Bug 2331382 - Kernel 6.12.* causes NFS/mount hangs when using cachefilesd (NFS caching)
Summary: Kernel 6.12.* causes NFS/mount hangs when using cachefilesd (NFS caching)
Keywords:
Status: NEW
Alias: None
Product: Fedora
Classification: Fedora
Component: kernel
Version: 41
Hardware: x86_64
OS: Linux
unspecified
high
Target Milestone: ---
Assignee: Kernel Maintainer List
QA Contact: Fedora Extras Quality Assurance
URL:
Whiteboard:
Depends On:
Blocks:
TreeView+ depends on / blocked
 
Reported: 2024-12-10 14:52 UTC by Bert DeKnuydt
Modified: 2025-06-28 09:36 UTC (History)
19 users (show)

Fixed In Version:
Clone Of:
Environment:
Last Closed:
Type: ---
Embargoed:


Attachments (Terms of Use)

Description Bert DeKnuydt 2024-12-10 14:52:33 UTC
1. Please describe the problem:

Using 6.12.* as NFS-4.2 client, with cachefilesd ON, causes
mount/unmount problems. Switching off cachefilesd solves
the problems.

2. What is the Version-Release number of the kernel:

6.12.4 (but same on .1 and .3)

3. Did it work previously in Fedora? If so, what kernel version did the issue
   *first* appear?  Old kernels are available for download at
   https://koji.fedoraproject.org/koji/packageinfo?packageID=8 :

This has worked without problems in all 6.11.*
First problems was with 6.12.1

(However: there were previously similar problems in Fedora 40 with
much older kernels)

4. Can you reproduce this issue?
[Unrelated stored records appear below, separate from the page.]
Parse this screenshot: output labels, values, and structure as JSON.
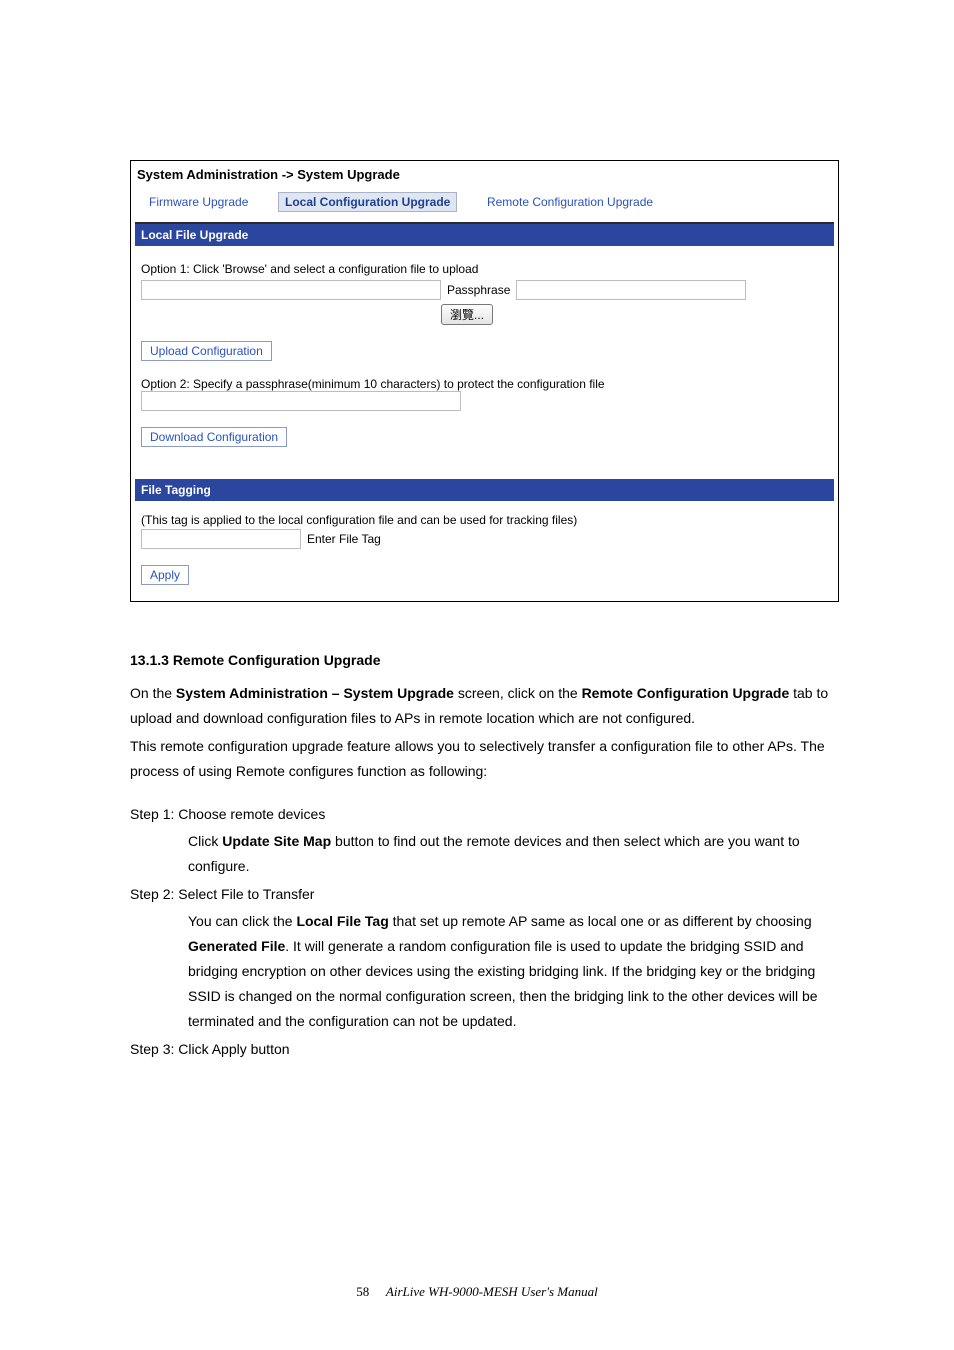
{
  "ui": {
    "title": "System Administration -> System Upgrade",
    "tabs": {
      "firmware": "Firmware Upgrade",
      "local": "Local Configuration Upgrade",
      "remote": "Remote Configuration Upgrade"
    },
    "local_upgrade": {
      "header": "Local File Upgrade",
      "option1_text": "Option 1: Click 'Browse' and select a configuration file to upload",
      "passphrase_label": "Passphrase",
      "browse_btn": "瀏覽...",
      "upload_btn": "Upload Configuration",
      "option2_text": "Option 2: Specify a passphrase(minimum 10 characters) to protect the configuration file",
      "download_btn": "Download Configuration"
    },
    "file_tagging": {
      "header": "File Tagging",
      "desc": "(This tag is applied to the local configuration file and can be used for tracking files)",
      "label": "Enter File Tag",
      "apply_btn": "Apply"
    }
  },
  "doc": {
    "h": "13.1.3 Remote Configuration Upgrade",
    "p1a": "On the ",
    "p1b": "System Administration – System Upgrade",
    "p1c": " screen, click on the ",
    "p1d": "Remote Configuration Upgrade",
    "p1e": " tab to upload and download configuration files to APs in remote location which are not configured.",
    "p2": "This remote configuration upgrade feature allows you to selectively transfer a configuration file to other APs. The process of using Remote configures function as following:",
    "s1_head": "Step 1: Choose remote devices",
    "s1_a": "Click ",
    "s1_b": "Update Site Map",
    "s1_c": " button to find out the remote devices and then select which are you want to configure.",
    "s2_head": "Step 2: Select File to Transfer",
    "s2_a": "You can click the ",
    "s2_b": "Local File Tag",
    "s2_c": " that set up remote AP same as local one or as different by choosing ",
    "s2_d": "Generated File",
    "s2_e": ". It will generate a random configuration file is used to update the bridging SSID and bridging encryption on other devices using the existing bridging link. If the bridging key or the bridging SSID is changed on the normal configuration screen, then the bridging link to the other devices will be terminated and the configuration can not be updated.",
    "s3_head": "Step 3: Click Apply button"
  },
  "footer": {
    "page": "58",
    "title": "AirLive  WH-9000-MESH  User's  Manual"
  }
}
If so, please provide the steps to reproduce
   the issue below:

It's not 100% sure, but simply logging in with a NFS-4.2 home directory
triggers a hang with a half-mounted filesystem. 

5. Does this problem occur with the latest Rawhide kernel? To install the
   Rawhide kernel, run ``sudo dnf install fedora-repos-rawhide`` followed by
   ``sudo dnf update --enablerepo=rawhide kernel``:

Not tried with Rawhide yet (as 6.12 is already ahead of current)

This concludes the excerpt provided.